Abitudinari nelle cose che plasmano il trantran quotidiano, spartivano quel che resta del giorno con il drink dopo il lavoro, i giri fino a tardi, l'amore immersi nel brusio delle vite altrui.
Fino a quella sera, quando l'irrazionale e l'imprevedibile penetrarono in casa insieme a quattro squilibrati. Subito imbavagliati e messi al muro, marito e moglie si scambiavano sguardi atterriti. Erano precipitati in un incubo.

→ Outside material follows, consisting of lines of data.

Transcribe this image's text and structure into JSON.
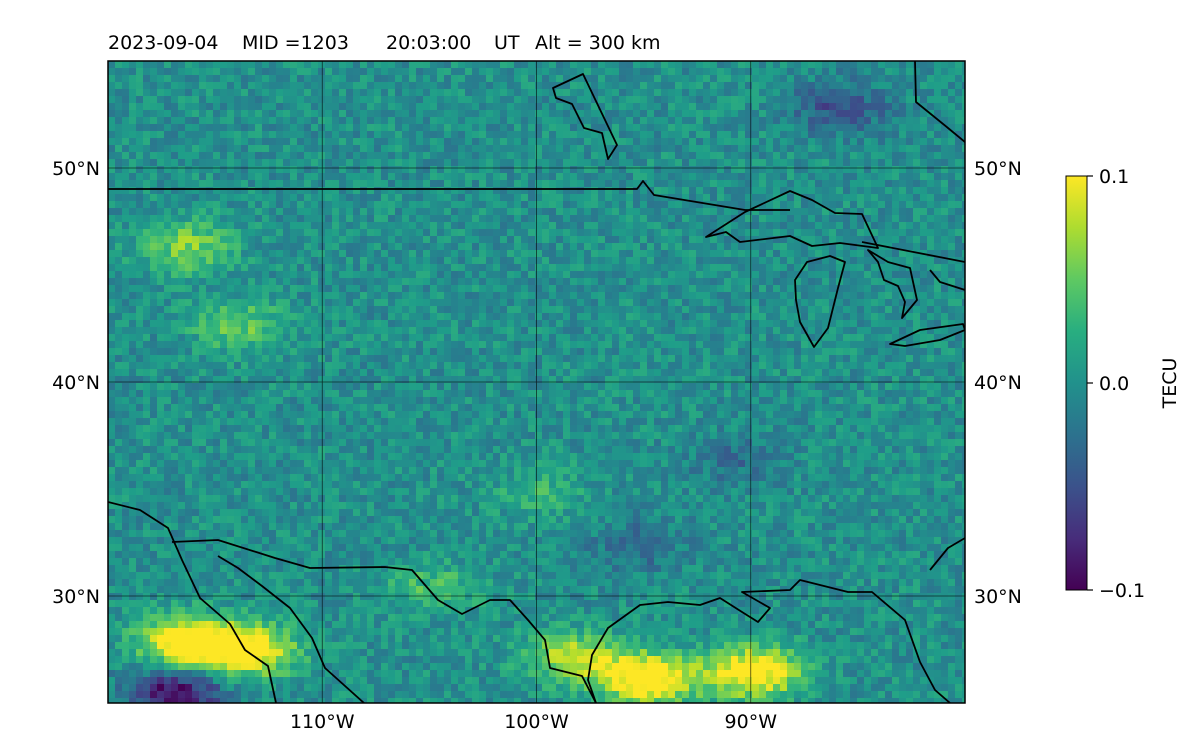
{
  "title": {
    "date": "2023-09-04",
    "mid": "MID =1203",
    "time": "20:03:00",
    "ut": "UT",
    "alt": "Alt = 300 km"
  },
  "map": {
    "lon_range": [
      -120,
      -80
    ],
    "lat_range": [
      25,
      55
    ],
    "gridlines": true,
    "lon_ticks": [
      {
        "value": -110,
        "label": "110°W"
      },
      {
        "value": -100,
        "label": "100°W"
      },
      {
        "value": -90,
        "label": "90°W"
      }
    ],
    "lat_ticks": [
      {
        "value": 50,
        "label": "50°N"
      },
      {
        "value": 40,
        "label": "40°N"
      },
      {
        "value": 30,
        "label": "30°N"
      }
    ]
  },
  "colorbar": {
    "label": "TECU",
    "colormap": "viridis",
    "vmin": -0.1,
    "vmax": 0.1,
    "ticks": [
      {
        "value": 0.1,
        "label": "0.1"
      },
      {
        "value": 0.0,
        "label": "0.0"
      },
      {
        "value": -0.1,
        "label": "−0.1"
      }
    ]
  },
  "field": {
    "description_values": "detrended TEC perturbation",
    "background_value": 0.0,
    "hotspots": [
      {
        "lon": -116.5,
        "lat": 28.0,
        "value": 0.13
      },
      {
        "lon": -113.5,
        "lat": 27.6,
        "value": 0.11
      },
      {
        "lon": -95.0,
        "lat": 26.3,
        "value": 0.13
      },
      {
        "lon": -90.0,
        "lat": 26.6,
        "value": 0.12
      },
      {
        "lon": -98.5,
        "lat": 27.3,
        "value": 0.08
      },
      {
        "lon": -116.5,
        "lat": 46.5,
        "value": 0.06
      },
      {
        "lon": -114.0,
        "lat": 42.8,
        "value": 0.05
      },
      {
        "lon": -100.0,
        "lat": 35.0,
        "value": 0.03
      },
      {
        "lon": -105.0,
        "lat": 30.5,
        "value": 0.04
      }
    ],
    "coldspots": [
      {
        "lon": -117.0,
        "lat": 25.6,
        "value": -0.1
      },
      {
        "lon": -86.0,
        "lat": 53.0,
        "value": -0.05
      },
      {
        "lon": -95.5,
        "lat": 32.5,
        "value": -0.03
      },
      {
        "lon": -91.0,
        "lat": 36.5,
        "value": -0.025
      }
    ]
  }
}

La banda aveva l'aria di un gruppo squinternato che l'occasione e la necessità aveva riunito per un colpo che non avrebbe reso nessuno più ricco. I soliti ignoti ma più schizofrenici, più pericolosi. Dovevano averlo capito perché un crescente nervosismo guidava le loro parole e le loro azioni. Si accusavano vicendevolmente e una pistola aveva fatto capolino in mano al capo. Una pistola che guardava a turno le vittime e i compagni di scorribande, come se fiutasse l'inganno covare dappertutto.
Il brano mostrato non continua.